Separate kids into teams, have a sheet for each team spread out in front of their team.
Instructions: Each team member will lay down and roll his or herself into the sheet and roll across the floor and back. When that team member returns the next team member rolls up in the sheet and repeats the action of the previous team member. This goes on until the last member returns. The first team with all of its team members to go and return wins. It’s a relay, so there can be different challenges added, like going twice or going around something.


Trash Can Bump

Kids circle up around a trash can and hold hands. They pull back and forth on each other and try to get the others to touch the trash can in the middle. If anyone touches the trash can, they are out. If two players hands cross over the trash can, both players are out. If two players disconnect, both players are out.

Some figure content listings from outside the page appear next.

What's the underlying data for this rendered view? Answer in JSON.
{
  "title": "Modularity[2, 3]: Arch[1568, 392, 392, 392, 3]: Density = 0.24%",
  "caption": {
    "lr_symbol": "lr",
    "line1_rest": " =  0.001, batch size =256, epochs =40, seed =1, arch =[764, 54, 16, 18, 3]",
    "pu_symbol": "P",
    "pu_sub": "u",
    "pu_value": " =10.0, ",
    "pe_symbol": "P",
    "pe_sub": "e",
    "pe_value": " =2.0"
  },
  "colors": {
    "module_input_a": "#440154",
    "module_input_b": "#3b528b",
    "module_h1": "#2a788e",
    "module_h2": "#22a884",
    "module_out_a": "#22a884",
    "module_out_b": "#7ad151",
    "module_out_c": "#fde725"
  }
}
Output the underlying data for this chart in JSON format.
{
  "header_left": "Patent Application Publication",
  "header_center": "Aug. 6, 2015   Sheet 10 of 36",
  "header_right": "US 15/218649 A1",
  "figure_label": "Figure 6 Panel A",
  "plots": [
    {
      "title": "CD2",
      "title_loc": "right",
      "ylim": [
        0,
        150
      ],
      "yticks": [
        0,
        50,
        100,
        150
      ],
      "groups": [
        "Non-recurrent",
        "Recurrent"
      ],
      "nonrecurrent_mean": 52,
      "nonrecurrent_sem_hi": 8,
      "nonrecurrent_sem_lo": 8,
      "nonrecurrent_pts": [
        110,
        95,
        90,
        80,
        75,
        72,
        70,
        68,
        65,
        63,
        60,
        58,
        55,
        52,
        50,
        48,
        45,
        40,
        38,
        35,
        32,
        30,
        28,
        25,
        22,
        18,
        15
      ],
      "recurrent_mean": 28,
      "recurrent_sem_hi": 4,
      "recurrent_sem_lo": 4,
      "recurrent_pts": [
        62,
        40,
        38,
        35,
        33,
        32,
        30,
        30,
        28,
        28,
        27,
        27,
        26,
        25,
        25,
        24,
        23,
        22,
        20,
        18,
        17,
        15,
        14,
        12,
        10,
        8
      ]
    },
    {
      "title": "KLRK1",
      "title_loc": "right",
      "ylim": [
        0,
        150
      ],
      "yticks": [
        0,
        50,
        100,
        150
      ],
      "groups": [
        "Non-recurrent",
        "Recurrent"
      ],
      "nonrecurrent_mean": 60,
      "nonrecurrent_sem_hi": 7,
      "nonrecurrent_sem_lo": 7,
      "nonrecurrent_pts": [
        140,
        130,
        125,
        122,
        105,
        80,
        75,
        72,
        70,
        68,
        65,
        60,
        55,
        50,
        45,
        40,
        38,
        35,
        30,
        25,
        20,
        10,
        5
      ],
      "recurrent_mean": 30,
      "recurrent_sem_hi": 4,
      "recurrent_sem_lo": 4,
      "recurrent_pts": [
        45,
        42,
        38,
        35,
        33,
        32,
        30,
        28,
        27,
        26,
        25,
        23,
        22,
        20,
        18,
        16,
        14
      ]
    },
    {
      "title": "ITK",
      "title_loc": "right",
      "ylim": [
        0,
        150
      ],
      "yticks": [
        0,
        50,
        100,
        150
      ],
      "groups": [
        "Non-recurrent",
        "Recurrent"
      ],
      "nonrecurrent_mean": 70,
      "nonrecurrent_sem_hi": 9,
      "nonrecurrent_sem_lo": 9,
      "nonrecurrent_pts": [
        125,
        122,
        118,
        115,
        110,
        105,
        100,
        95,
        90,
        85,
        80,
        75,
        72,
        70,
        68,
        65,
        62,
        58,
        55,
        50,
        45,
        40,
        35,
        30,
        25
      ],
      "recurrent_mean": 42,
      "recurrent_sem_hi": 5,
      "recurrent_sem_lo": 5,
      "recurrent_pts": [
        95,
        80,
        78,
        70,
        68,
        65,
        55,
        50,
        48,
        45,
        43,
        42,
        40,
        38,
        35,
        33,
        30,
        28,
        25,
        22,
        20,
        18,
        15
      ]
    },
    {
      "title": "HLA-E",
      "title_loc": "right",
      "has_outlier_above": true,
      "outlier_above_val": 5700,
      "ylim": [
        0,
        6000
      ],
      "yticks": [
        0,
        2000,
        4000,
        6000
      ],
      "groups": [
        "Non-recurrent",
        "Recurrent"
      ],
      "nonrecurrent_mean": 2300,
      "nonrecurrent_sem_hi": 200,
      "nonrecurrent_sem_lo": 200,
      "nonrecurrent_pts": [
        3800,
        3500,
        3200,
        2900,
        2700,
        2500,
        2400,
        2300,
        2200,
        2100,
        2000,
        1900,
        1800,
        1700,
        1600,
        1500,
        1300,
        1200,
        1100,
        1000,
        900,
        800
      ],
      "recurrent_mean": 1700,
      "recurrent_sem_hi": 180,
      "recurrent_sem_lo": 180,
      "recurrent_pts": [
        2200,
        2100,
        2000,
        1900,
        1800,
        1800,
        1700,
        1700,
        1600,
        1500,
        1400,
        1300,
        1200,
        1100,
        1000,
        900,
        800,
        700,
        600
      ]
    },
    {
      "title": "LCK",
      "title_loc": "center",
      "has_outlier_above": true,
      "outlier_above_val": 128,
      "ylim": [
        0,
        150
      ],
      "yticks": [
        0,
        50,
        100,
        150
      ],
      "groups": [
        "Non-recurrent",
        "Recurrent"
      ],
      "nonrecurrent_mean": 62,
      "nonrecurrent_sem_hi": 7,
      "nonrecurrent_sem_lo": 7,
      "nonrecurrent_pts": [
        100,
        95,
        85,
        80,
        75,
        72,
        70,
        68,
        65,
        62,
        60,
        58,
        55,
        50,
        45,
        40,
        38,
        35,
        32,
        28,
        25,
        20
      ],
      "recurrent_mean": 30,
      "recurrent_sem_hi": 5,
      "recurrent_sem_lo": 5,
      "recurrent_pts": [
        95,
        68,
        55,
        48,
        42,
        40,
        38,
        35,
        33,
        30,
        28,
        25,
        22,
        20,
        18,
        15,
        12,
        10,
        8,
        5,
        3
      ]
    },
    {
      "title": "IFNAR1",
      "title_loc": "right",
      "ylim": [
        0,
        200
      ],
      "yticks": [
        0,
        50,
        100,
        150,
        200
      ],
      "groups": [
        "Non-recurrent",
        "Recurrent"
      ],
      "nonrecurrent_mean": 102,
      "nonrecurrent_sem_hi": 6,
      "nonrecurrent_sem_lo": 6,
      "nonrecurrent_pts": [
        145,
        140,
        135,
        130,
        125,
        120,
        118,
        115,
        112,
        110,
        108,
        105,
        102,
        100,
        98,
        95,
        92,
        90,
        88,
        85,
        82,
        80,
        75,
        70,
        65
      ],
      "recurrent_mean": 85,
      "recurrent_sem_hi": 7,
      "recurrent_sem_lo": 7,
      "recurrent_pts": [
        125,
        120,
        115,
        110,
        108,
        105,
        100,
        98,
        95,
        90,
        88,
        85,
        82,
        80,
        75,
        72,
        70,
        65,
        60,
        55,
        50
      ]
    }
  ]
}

When a person gets out, the game stops, the players reattach where the player got out and start game again. This proceeds until there is only one person left, that person wins. You can add a challenge by putting two trash cans in the middle at the beginning, making them stand backwards, etc. It is good to separate boys from girls in this game, due to the possibility of violence and the pushing and pulling.


Wall Golf

Separate into teams. Draw golf course on large, dark-colored paper, with certain sections having lower points than others. Hang paper on wall. Players take turns golfing at the wall. The golf ball can be made of anything, like a nerf ball dunked in flower, or paint, or whatever. The kids golf the ball at the wall and receive the points for where they hit on the wall. High point penalty for not hitting the sheet at all. The team with the lowest score wins.


9-legged race

This is much like a 3-legged race. In fact, it is the same, simply intensified.
Separate kids into teams. 2 kids tie their ankles together and make their way as fast as possible to the other end of the playing area and back. When they get back, one of them ties his or her ankle to the next person in line’s, thus having made a 3-legged race into a 5-legged race. That group goes and returns and adds another player, making a 7-legged race, and so on and so on. You can have as many kids added on to the race as you have need for. It gets interesting. If their ankles come untied, they have to start back at the start line, but they do not have to start back at 3-legged if they are on 7-legged, they just have to start back with that group. First team to have everyone on their team go and return wins.